Cette revue de projet a donné lieu à un travail particulièrement intense depuis de nombreuses semaines de la part de l’ensemble des équipes mobilisées. Je veux ici souligner la qualité du travail qui a été produite par les services de la ville de Reims et de Reims Métropole en particulier par l’équipe de la direction de la politique de la ville et de l’habitat.
Hier soir, j’animais dans les locaux de l’ancienne MJC Schweitzer avec des représentants du Foyer rémois et les services de la ville de Reims un atelier urbain de proximité sur l’avenir de l’Ilôt Charles Roche dans le quartier Orgeval en présence de l’architecte et du paysagiste.
Ces ateliers urbains de proximité, que la nouvelle équipe municipale a initiés, sont des outils mis en place pour favoriser la participation des habitants à la rénovation urbaine. Nous en avons tenu de nombreux depuis notre arrivée aux responsabilités dans les quartiers concernés par ce grand projet sur des sujets aussi variés que le relogement, la résidentialisation, les équipements de proximité et les aménagements publics divers.
L’attention de l’assistance a porté sur le projet de création de jardins familiaux en coeur d’îlots. Fort de l’expérience intéressante menée à Aulnay-sous-Bois, le bailleur a proposé de travailler sur ce projet social innovant pour le quartier.
Ce que je retiens de cette réunion, comme de beaucoup d’autres d’ailleurs, c’est que les habitants éprouvent la plus grande difficulté à se projeter dans l’avenir et qu’ils doutent parfois même de la réalité des projets présentés. Dans ce contexte, le rôle de la collectivité est fondamental : mettre tout en oeuvre pour les rassurer, en leur donnant la parole, en les écoutant et en tenant compte de leurs observations. C’est la meilleure manière pour qu’ils s’approprient le projet et qu’ils en soient en somme les acteurs.
Ce mercredi soir, je réunissais avec l’Effort rémois dans les locaux de l’association Etoile Croix du Sud les locataires résidant au 15 Auguste Rodin, dont l’immeuble doit faire l’objet d’une démolition dans le cadre de la rénovation urbaine du quartier Croix du sud.

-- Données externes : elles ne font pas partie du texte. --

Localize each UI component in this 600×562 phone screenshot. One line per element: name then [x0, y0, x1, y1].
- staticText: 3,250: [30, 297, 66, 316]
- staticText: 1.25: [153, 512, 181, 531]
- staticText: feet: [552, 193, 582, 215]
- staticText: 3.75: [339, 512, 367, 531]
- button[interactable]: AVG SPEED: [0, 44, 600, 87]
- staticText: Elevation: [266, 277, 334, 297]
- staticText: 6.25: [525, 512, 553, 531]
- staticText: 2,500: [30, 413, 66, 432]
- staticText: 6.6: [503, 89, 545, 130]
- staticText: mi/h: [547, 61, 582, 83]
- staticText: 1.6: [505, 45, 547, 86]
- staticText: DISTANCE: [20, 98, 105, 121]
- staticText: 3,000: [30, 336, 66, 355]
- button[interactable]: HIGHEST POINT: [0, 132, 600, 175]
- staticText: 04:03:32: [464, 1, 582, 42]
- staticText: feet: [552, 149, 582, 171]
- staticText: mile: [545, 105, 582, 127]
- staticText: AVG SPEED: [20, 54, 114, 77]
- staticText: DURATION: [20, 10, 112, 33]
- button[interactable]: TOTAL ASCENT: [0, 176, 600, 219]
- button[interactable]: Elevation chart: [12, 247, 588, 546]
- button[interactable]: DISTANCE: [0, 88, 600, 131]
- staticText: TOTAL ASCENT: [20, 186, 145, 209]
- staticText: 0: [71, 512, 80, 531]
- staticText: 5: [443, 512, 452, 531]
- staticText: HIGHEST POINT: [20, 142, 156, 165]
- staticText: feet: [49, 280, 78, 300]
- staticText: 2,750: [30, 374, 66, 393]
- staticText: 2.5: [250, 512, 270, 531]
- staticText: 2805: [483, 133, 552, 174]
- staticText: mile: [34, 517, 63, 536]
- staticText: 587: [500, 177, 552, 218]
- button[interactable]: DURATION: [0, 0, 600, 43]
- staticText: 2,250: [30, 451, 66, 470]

De nombreux locataires avaient répondu à cette invitation. Ce fut l’occasion pour le représentant de l’organisme logeur et pour moi de rappeler simplement les enjeux de la rénovation urbaine sur la ville de Reims et sur le quartier Croix-Rouge et de présenter le processus de relogement dont la ville garantit le respect.
Après cette présentation, les participants ont pu poser toutes les questions qu’ils souhaitaient. Cette réunion s’est déroulée dans une ambiance particulièrement constructive et nous a permis d’apporter toutes les précisions utiles et de rassurer les plus inquiets.
A la fin de la réunion, le guide du relogement édité par la ville de Reims résumant l’ensemble de ces informations a été remis à chaque participant et certains ont pu même prendre rendez-vous avec la correspondante d’Alpha logement qui sera chargée de rencontrer individuellement tous les locataires et de les accompagner tout au long de ce processus.
Ce matin, avec Mme la Maire de Reims, M. le directeur général de Reims Habitat, M. le Président de l’entreprise Bâtiment Associé, des administrateurs de l’office public de l’habitat, des élus et un public venu en nombre, je participais à la visite du chantier de la Résidence Galliéni, que Reims Habitat construit dans le cadre du renouvellement urbain du quartier Orgeval.
A cette occasion, nous ont été remis à Patrick BAUDET, Directeur général de Reims Habitat et à moi-même, Président de l’Office, deux certifications “Habitat et Environnement” et “Qualitel” qui reconnaissent le caractère particulièrement respectueux de l’environnement de cette opération de construction de 24 logements collectifs et 8 maisons individuelles.
Dans mon discours, j’ai insisté sur les trois dimensions qui rendent ce projet exemplaire en terme de développement durable : la dimension environnementale, la dimension économique et la dimension sociale.